- Şu halde yürü şeyhin, emrinin gölgesi altına git; sus emre uy!
- پس برو خاموش باش از انقیاد ** زیر ظل امر شیخ و اوستاد
- Böyle yapmadın mı istidat ve kabiliyet sahibi bile olsan kâmilik davasına kalkıştığından değişir, çarpılır, istidat ve kabiliyetini kaybedersin!
- ورنه گر چه مستعد و قابلی ** مسخ گردی تو ز لاف کاملی
- Sır bilen ve haberdar olan üstada serkeşlik edersen istidattan da olursun! 3350
- هم ز استعداد وا مانی اگر ** سر کشی ز استاد راز و با خبر
- Şimdilik ayakkabı dikiciliğine razı ol, sabret... yoksa sabretmezsen yamacı, eskici olur kalırsın!

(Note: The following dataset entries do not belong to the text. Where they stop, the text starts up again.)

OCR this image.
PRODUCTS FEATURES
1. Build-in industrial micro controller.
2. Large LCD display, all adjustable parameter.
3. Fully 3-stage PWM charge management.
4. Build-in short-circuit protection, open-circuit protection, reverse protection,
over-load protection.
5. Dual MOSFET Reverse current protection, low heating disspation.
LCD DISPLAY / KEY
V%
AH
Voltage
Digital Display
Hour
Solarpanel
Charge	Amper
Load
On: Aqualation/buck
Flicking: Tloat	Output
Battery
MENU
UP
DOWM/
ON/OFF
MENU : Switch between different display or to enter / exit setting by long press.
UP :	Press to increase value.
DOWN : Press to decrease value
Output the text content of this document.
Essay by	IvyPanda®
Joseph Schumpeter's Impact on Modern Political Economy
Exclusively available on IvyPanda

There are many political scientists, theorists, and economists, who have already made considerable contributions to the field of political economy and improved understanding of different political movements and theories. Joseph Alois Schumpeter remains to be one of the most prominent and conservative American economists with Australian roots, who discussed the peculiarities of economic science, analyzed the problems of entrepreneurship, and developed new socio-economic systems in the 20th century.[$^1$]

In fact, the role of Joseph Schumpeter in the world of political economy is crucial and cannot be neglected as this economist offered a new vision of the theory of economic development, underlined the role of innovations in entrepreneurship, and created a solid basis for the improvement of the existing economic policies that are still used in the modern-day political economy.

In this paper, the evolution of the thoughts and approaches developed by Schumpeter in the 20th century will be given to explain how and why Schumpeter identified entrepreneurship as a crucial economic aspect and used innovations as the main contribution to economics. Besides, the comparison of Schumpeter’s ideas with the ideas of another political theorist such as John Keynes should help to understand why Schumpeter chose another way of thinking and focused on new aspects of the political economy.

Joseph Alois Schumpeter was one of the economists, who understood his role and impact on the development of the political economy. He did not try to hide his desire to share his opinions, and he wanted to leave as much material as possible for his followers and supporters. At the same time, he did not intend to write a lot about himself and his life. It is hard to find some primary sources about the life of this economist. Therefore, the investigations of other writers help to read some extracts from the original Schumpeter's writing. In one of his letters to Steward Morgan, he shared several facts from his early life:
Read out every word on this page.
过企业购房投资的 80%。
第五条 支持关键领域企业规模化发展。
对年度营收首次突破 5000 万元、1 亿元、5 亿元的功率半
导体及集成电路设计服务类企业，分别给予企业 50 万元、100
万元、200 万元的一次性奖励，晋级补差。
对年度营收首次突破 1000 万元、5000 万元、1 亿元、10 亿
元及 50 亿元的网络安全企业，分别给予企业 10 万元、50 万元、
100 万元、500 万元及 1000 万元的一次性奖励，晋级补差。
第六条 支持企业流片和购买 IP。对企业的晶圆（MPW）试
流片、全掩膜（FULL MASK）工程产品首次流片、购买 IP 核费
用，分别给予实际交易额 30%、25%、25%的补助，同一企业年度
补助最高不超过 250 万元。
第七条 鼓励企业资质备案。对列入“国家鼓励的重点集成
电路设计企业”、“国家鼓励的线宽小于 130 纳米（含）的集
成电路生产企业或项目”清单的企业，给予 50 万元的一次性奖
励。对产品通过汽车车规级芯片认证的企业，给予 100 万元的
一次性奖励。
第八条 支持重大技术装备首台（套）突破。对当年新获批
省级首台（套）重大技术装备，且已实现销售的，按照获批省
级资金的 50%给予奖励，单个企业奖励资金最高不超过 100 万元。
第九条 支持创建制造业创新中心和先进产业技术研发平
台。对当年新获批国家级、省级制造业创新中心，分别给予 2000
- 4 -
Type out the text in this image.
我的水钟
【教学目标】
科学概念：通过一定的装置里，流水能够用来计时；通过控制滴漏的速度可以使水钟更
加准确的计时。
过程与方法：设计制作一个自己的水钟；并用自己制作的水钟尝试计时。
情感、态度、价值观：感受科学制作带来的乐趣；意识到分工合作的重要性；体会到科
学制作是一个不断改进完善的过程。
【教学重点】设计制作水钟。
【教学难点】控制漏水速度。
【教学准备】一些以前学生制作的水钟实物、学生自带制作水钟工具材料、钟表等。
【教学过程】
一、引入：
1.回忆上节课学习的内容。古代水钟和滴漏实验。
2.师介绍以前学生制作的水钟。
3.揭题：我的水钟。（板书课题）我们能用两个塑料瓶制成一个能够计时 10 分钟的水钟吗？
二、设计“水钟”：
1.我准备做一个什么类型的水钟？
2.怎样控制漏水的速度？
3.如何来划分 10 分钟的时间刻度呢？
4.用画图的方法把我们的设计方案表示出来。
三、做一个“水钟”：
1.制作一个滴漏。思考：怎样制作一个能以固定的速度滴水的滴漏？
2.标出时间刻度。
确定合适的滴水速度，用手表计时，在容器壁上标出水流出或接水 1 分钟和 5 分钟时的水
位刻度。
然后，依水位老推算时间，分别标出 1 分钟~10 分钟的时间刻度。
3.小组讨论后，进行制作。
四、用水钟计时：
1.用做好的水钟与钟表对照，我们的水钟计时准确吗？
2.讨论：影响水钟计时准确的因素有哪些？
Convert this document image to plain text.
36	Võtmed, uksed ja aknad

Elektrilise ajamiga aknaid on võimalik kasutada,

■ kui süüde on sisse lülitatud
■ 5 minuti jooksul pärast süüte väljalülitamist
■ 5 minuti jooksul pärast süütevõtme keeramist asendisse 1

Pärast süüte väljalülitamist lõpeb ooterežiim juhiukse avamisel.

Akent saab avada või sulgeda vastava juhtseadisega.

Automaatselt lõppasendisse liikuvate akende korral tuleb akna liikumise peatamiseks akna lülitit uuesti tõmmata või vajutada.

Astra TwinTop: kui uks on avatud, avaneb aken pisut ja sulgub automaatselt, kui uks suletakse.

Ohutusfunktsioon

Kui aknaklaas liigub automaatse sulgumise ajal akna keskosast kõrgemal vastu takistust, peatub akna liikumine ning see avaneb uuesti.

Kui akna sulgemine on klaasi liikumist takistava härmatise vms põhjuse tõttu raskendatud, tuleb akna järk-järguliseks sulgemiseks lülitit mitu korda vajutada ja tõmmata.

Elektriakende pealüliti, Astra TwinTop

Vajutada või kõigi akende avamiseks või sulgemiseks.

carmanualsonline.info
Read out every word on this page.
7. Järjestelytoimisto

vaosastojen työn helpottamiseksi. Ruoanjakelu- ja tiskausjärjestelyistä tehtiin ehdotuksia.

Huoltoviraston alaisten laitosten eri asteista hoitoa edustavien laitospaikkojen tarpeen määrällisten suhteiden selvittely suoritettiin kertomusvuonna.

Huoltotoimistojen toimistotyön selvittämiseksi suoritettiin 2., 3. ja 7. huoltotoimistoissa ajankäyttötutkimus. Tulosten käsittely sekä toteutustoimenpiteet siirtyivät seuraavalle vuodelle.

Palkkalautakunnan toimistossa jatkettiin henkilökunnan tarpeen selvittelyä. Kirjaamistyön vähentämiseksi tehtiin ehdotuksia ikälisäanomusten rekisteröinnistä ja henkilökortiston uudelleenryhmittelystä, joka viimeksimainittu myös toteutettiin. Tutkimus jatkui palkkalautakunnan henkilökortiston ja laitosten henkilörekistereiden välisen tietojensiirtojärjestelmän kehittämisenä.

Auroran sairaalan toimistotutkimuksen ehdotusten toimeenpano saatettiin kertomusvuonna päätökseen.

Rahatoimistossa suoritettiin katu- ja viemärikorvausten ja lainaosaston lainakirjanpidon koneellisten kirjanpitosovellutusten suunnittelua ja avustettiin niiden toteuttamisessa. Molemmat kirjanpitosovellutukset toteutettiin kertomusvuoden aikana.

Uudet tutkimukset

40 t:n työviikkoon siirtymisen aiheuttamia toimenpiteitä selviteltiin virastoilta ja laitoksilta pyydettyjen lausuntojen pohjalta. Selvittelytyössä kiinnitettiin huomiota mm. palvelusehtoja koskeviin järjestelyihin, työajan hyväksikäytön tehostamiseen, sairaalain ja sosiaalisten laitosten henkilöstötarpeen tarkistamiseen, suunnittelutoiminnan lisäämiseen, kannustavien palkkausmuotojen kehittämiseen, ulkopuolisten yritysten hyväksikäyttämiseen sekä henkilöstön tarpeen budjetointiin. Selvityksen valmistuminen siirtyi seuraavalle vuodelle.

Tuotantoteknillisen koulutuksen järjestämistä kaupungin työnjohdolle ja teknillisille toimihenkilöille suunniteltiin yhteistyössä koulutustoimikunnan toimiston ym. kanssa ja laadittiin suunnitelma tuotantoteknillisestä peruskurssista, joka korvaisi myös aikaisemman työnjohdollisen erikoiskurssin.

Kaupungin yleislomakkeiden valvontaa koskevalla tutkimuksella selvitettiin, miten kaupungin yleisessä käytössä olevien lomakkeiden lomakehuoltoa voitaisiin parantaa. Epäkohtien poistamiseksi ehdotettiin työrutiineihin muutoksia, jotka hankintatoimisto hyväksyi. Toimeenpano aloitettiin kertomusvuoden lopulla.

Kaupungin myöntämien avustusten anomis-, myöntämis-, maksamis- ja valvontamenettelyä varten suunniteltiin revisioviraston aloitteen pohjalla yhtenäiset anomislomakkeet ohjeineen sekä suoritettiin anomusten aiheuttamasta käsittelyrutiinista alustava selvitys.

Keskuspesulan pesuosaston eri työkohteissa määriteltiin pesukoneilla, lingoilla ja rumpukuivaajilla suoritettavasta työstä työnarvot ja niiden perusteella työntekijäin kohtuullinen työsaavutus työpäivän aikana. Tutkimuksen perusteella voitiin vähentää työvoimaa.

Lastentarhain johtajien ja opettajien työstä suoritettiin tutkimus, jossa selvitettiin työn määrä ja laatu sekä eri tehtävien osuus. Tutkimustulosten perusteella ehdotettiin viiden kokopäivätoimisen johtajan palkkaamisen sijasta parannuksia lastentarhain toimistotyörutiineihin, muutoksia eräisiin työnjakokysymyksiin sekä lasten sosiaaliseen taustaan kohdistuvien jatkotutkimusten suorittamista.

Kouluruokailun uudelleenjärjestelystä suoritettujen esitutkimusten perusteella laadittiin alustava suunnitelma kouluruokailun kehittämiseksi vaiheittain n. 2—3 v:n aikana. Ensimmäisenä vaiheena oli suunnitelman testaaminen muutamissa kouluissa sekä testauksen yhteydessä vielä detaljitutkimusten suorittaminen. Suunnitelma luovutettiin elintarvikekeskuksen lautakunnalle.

- صبر کن در موزه دوزی تو هنوز ** ور بوی بیصبر گردی پارهدوز
- Eskicilerde sabır ve hilm olsaydı hepsi de öğrenir, yeni ayakkabı diker, ayakkabıcı olurlardı.
- کهنهدوزان گر بدیشان صبر و حلم ** جمله نودوزان شدندی هم به علم
- Çok çalışır, çok didinirsen nihayet usanır da sen kendin, akıl bir bağmış meğerse dersin!
- بس بکوشی و بخر از کلال ** هم تو گویی خویش کالعقل عقال
- Felsefeye kapılan adam gibi hani... o da ölüm gününde aklı, kolsuz kanatsız gördü de,
- همچو آن مرد مفلسف روز مرگ ** عقل را میدید بس بیبال و برگ
- Kararsızca itiraf etti o zaman... dedi ki: Zeka ile atımızı saçma ve asılsız yerlere sürdük! 3355
- بیغرض میکرد آن دم اعتراف ** کز ذکاوت راندیم اسپ از گزاف
- Gururlandık aldandık da erlerden baş çektik... hayal denizinde yüzdük durduk.
- از غروری سر کشیدیم از رجال ** آشنا کردیم در بحر خیال
- Halbuki ruh dininizde yüzgeçlik hiçmiş... burada Nuh’un gemisine girmekten başka bir çare yokmuş.